AI-enhanced simulation: Ansys is exploring the NVIDIA Modulus framework for physics-based machine learning to further strengthen its software offering with the latest AI technologies. The work aims to deliver improved functionality within the Ansys AI+ product family, such as more efficient optimization, sensitivity analyzes and robust designs.

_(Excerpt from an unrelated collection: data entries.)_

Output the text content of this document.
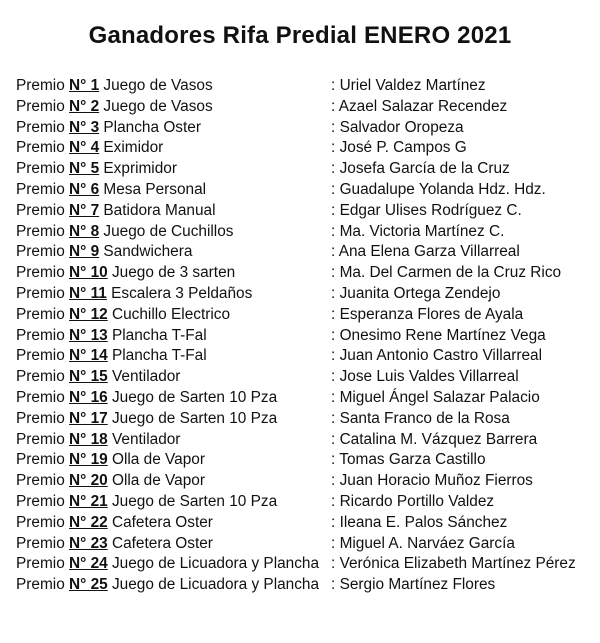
Ganadores Rifa Predial ENERO 2021
Premio N° 1 Juego de Vasos	: Uriel Valdez Martínez
Premio N° 2 Juego de Vasos	: Azael Salazar Recendez
Premio N° 3 Plancha Oster	: Salvador Oropeza
Premio N° 4 Eximidor	: José P. Campos G
Premio N° 5 Exprimidor	: Josefa García de la Cruz
Premio N° 6 Mesa Personal	: Guadalupe Yolanda Hdz. Hdz.
Premio N° 7 Batidora Manual	: Edgar Ulises Rodríguez C.
Premio N° 8 Juego de Cuchillos	: Ma. Victoria Martínez C.
Premio N° 9 Sandwichera	: Ana Elena Garza Villarreal
Premio N° 10 Juego de 3 sarten	: Ma. Del Carmen de la Cruz Rico
Premio N° 11 Escalera 3 Peldaños	: Juanita Ortega Zendejo
Premio N° 12 Cuchillo Electrico	: Esperanza Flores de Ayala
Premio N° 13 Plancha T-Fal	: Onesimo Rene Martínez Vega
Premio N° 14 Plancha T-Fal	: Juan Antonio Castro Villarreal
Premio N° 15 Ventilador	: Jose Luis Valdes Villarreal
Premio N° 16 Juego de Sarten 10 Pza	: Miguel Ángel Salazar Palacio
Premio N° 17 Juego de Sarten 10 Pza	: Santa Franco de la Rosa
Premio N° 18 Ventilador	: Catalina M. Vázquez Barrera
Premio N° 19 Olla de Vapor	: Tomas Garza Castillo
Premio N° 20 Olla de Vapor	: Juan Horacio Muñoz Fierros
Premio N° 21 Juego de Sarten 10 Pza	: Ricardo Portillo Valdez
Premio N° 22 Cafetera Oster	: Ileana E. Palos Sánchez
Premio N° 23 Cafetera Oster	: Miguel A. Narváez García
Premio N° 24 Juego de Licuadora y Plancha	: Verónica Elizabeth Martínez Pérez
Premio N° 25 Juego de Licuadora y Plancha	: Sergio Martínez Flores
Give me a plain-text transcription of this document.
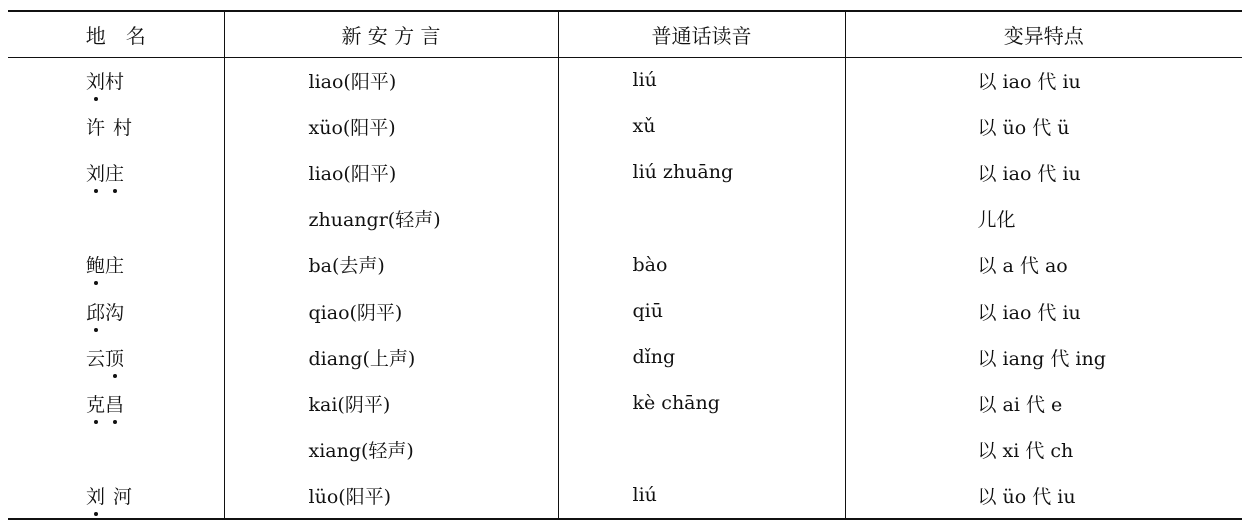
地　名	新 安 方 言	普通话读音	变异特点
刘村	liao(阳平)	liú	以 iao 代 iu
许 村	xüo(阳平)	xǔ	以 üo 代 ü
刘庄	liao(阳平)	liú zhuāng	以 iao 代 iu
	zhuangr(轻声)		儿化
鲍庄	ba(去声)	bào	以 a 代 ao
邱沟	qiao(阴平)	qiū	以 iao 代 iu
云顶	diang(上声)	dǐng	以 iang 代 ing
克昌	kai(阴平)	kè chāng	以 ai 代 e
	xiang(轻声)		以 xi 代 ch
刘 河	lüo(阳平)	liú	以 üo 代 iu
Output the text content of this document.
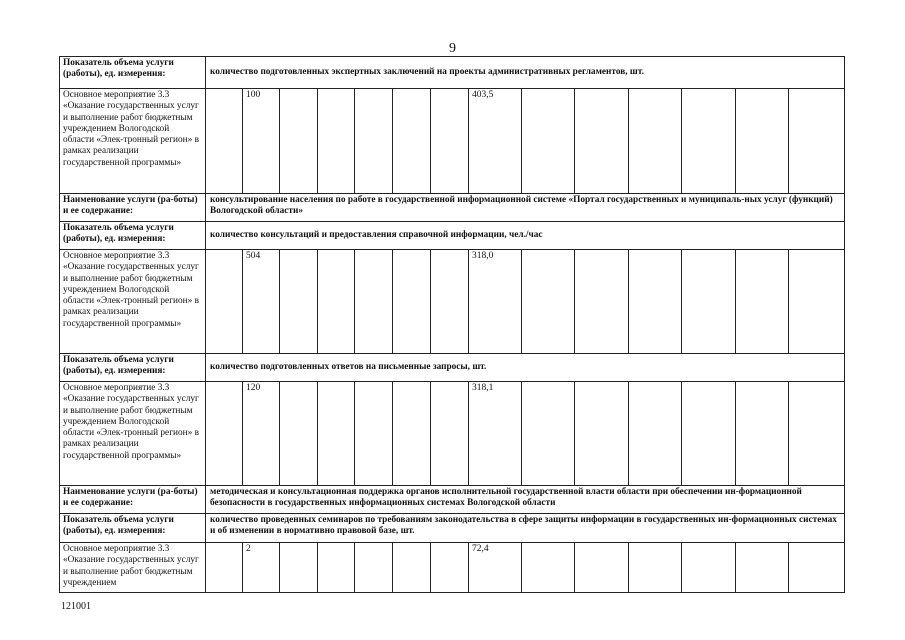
9
Показатель объема услуги (работы), ед. измерения:	количество подготовленных экспертных заключений на проекты административных регламентов, шт.													
Основное мероприятие 3.3 «Оказание государственных услуг и выполнение работ бюджетным учреждением Вологодской области «Элек-тронный регион» в рамках реализации государственной программы»		100						403,5						
Наименование услуги (ра-боты) и ее содержание:	консультирование населения по работе в государственной информационной системе «Портал государственных и муниципаль-ных услуг (функций) Вологодской области»													
Показатель объема услуги (работы), ед. измерения:	количество консультаций и предоставления справочной информации, чел./час													
Основное мероприятие 3.3 «Оказание государственных услуг и выполнение работ бюджетным учреждением Вологодской области «Элек-тронный регион» в рамках реализации государственной программы»		504						318,0						
Показатель объема услуги (работы), ед. измерения:	количество подготовленных ответов на письменные запросы, шт.													
Основное мероприятие 3.3 «Оказание государственных услуг и выполнение работ бюджетным учреждением Вологодской области «Элек-тронный регион» в рамках реализации государственной программы»		120						318,1						
Наименование услуги (ра-боты) и ее содержание:	методическая и консультационная поддержка органов исполнительной государственной власти области при обеспечении ин-формационной безопасности в государственных информационных системах Вологодской области													
Показатель объема услуги (работы), ед. измерения:	количество проведенных семинаров по требованиям законодательства в сфере защиты информации в государственных ин-формационных системах и об изменении в нормативно правовой базе, шт.													
Основное мероприятие 3.3 «Оказание государственных услуг и выполнение работ бюджетным учреждением		2						72,4						
121001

AI Foundry: Ansys is exploring the introduction of NVIDIA AI Foundry to advance LLM development, which promotes the democratization of simulation by simplifying setup and use. Future LLMs tailored to Ansys solutions offer the potential to provide virtual expert assistance that opens the door to new users and creates new simulation use cases. Ansys intends to leverage the NVIDIA NeMo platform, which offers a set of tools that make it easier, more cost-effective and faster to develop generative AI functions.